Benjamin Hilprecht, Martin Härterich and Daniel Bernau
We present two information leakage attacks that outperform previous work on membership inference against generative models. The first attack allows membership inference without assumptions on the type of the generative model. Contrary to previous evaluation metrics for generative models, like Kernel Density Estimation, it only considers samples of the model which are close to training data records. The second attack specifically targets Variational Autoencoders, achieving high membership inference accuracy. Furthermore, previous work mostly considers membership inference adversaries who perform single record membership inference. We argue for considering regulatory actors who perform set membership inference to identify the use of specific datasets for training. The attacks are evaluated on two generative model architectures, Generative Adversarial Networks (GANs) and Variational Autoen-coders (VAEs), trained on standard image datasets.

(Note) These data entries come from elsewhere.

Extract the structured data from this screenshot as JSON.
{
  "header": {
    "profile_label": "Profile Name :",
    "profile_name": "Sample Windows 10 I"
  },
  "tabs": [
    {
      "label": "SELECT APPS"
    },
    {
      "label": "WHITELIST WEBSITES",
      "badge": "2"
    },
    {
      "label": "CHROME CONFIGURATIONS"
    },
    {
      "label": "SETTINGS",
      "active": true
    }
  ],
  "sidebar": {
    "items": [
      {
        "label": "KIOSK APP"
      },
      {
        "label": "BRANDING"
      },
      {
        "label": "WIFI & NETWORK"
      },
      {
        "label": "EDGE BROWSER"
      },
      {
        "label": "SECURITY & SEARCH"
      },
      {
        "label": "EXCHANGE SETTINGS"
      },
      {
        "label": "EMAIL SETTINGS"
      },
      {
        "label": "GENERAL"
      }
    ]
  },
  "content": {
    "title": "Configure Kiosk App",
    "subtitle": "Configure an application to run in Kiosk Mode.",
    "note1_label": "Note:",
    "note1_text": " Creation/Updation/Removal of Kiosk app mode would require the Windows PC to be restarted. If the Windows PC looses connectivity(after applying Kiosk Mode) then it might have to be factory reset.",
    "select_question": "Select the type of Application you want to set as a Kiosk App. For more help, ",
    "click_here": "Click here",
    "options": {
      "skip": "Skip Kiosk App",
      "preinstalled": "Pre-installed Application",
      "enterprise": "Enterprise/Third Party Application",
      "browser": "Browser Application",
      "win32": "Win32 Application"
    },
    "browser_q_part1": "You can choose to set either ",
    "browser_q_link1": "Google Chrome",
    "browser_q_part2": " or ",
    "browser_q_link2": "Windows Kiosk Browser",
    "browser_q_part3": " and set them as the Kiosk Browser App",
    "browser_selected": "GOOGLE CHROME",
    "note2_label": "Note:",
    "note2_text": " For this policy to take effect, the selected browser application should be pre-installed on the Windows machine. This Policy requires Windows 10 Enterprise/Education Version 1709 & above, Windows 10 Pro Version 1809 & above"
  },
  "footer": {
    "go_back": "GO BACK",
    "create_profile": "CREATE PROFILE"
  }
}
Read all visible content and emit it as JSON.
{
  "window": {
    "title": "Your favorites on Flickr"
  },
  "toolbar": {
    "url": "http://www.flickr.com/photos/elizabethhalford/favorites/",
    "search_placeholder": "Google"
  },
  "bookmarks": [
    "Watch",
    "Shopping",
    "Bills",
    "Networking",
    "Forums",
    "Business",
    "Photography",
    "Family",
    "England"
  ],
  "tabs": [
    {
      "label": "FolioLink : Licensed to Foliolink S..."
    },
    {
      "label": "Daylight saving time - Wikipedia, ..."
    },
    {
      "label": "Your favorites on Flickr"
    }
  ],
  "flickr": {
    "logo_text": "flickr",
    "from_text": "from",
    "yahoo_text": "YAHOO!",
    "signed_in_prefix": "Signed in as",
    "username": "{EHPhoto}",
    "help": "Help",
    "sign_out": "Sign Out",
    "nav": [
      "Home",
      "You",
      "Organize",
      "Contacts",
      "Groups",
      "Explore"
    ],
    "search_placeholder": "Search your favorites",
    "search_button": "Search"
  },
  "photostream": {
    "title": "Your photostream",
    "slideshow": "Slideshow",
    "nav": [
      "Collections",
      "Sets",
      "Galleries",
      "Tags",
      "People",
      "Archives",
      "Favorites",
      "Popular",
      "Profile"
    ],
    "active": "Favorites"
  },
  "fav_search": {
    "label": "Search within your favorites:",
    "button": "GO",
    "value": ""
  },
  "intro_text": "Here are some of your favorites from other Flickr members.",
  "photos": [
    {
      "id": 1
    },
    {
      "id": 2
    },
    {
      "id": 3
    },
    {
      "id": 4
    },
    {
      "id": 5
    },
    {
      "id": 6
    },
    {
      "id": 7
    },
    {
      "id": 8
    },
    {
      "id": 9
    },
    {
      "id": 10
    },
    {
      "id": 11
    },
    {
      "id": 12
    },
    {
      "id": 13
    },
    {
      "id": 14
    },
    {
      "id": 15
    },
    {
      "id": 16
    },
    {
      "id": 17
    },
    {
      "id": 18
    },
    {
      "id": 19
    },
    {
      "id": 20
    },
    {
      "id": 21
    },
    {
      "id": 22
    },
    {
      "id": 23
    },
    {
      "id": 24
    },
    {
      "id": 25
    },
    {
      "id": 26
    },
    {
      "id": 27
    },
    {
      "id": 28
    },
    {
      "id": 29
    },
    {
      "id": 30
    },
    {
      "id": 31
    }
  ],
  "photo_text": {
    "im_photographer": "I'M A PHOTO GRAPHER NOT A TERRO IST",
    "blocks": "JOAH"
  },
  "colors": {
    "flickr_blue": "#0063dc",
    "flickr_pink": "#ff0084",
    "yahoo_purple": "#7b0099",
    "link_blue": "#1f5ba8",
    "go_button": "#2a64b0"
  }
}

Our results show that the two attacks yield success rates superior to previous work on most data sets while at the same time having only very mild assumptions. We envision the two attacks in combination with the membership inference attack type formalization as especially useful. For example, to enforce data privacy standards and automatically assessing model quality in machine learning as a service setups. In practice, our work motivates the use of GANs since they prove less vulnerable against information leakage attacks while producing detailed samples.